Vier neue Hürden im Detail
Der Entwurf, der als "Frontalangriff auf kleine Solaranlagen" kritisiert wird, umfasst Maßnahmen, die von erhöhten bürokratischen Anforderungen bis zu finanziellen Belastungen reichen. Experten warnen, dass diese Veränderungen den Ausbau der dezentralen Energiewende in Privathaushalten erheblich verlangsamen oder sogar stoppen könnten.
Betroffen sind vor allem Eigenheimbesitzer und kleine Gewerbebetriebe, die in den letzten Jahren verstärkt auf Photovoltaik setzten, um Energieunabhängigkeit zu erlangen und die Energiekosten zu senken. Die geplanten Einschnitte könnten dazu führen, dass sich Investitionen in Solartechnik nicht mehr amortisieren.
Reaktionen und Hintergründe
Die Pläne lösen in der Branche und bei Umweltverbänden scharfe Kritik aus. Sie sehen darin einen Rückschritt für die Klimaziele und eine Benachteiligung privater Engagement im Bereich erneuerbarer Energien. Das Wirtschaftsministerium hat sich zu dem vorliegenden Entwurf bisher nicht öffentlich geäußert.
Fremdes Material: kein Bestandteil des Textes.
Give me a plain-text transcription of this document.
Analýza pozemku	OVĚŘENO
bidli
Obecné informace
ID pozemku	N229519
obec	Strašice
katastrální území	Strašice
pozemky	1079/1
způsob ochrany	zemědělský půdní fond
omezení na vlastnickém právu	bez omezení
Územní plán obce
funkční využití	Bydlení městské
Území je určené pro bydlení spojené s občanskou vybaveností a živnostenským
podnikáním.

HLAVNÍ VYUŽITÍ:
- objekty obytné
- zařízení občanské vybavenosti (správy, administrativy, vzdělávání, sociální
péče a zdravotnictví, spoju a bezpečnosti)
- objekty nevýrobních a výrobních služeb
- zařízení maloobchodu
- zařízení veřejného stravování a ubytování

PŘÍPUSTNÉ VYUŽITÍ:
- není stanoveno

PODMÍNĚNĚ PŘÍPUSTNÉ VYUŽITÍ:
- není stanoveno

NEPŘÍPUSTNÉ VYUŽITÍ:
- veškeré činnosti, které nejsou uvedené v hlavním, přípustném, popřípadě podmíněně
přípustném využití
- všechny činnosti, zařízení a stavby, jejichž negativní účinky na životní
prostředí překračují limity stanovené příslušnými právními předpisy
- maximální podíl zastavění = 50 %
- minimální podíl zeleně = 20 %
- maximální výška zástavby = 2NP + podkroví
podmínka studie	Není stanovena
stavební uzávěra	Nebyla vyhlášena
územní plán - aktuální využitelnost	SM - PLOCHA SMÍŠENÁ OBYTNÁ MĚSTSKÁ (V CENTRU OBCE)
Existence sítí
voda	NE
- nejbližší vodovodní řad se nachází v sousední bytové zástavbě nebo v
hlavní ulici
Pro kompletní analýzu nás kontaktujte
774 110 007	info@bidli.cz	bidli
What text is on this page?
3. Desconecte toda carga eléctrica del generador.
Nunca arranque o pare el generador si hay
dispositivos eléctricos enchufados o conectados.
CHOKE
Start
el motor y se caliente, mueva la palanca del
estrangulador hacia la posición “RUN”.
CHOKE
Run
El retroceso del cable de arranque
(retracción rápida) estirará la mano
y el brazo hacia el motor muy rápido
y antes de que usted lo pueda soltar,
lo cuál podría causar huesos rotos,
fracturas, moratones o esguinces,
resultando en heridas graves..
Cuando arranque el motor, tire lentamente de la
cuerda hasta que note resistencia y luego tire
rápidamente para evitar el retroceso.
Der Gesetzentwurf fällt in eine Zeit, in der die Solarbranche in Deutschland ohnehin mit Herausforderungen wie Lieferengpässen und steigenden Materialkosten kämpft. Die zusätzlichen regulatorischen Belastungen könnten viele Projekte unwirtschaftlich machen und den Trend zur dezentralen Energieerzeugung umkehren.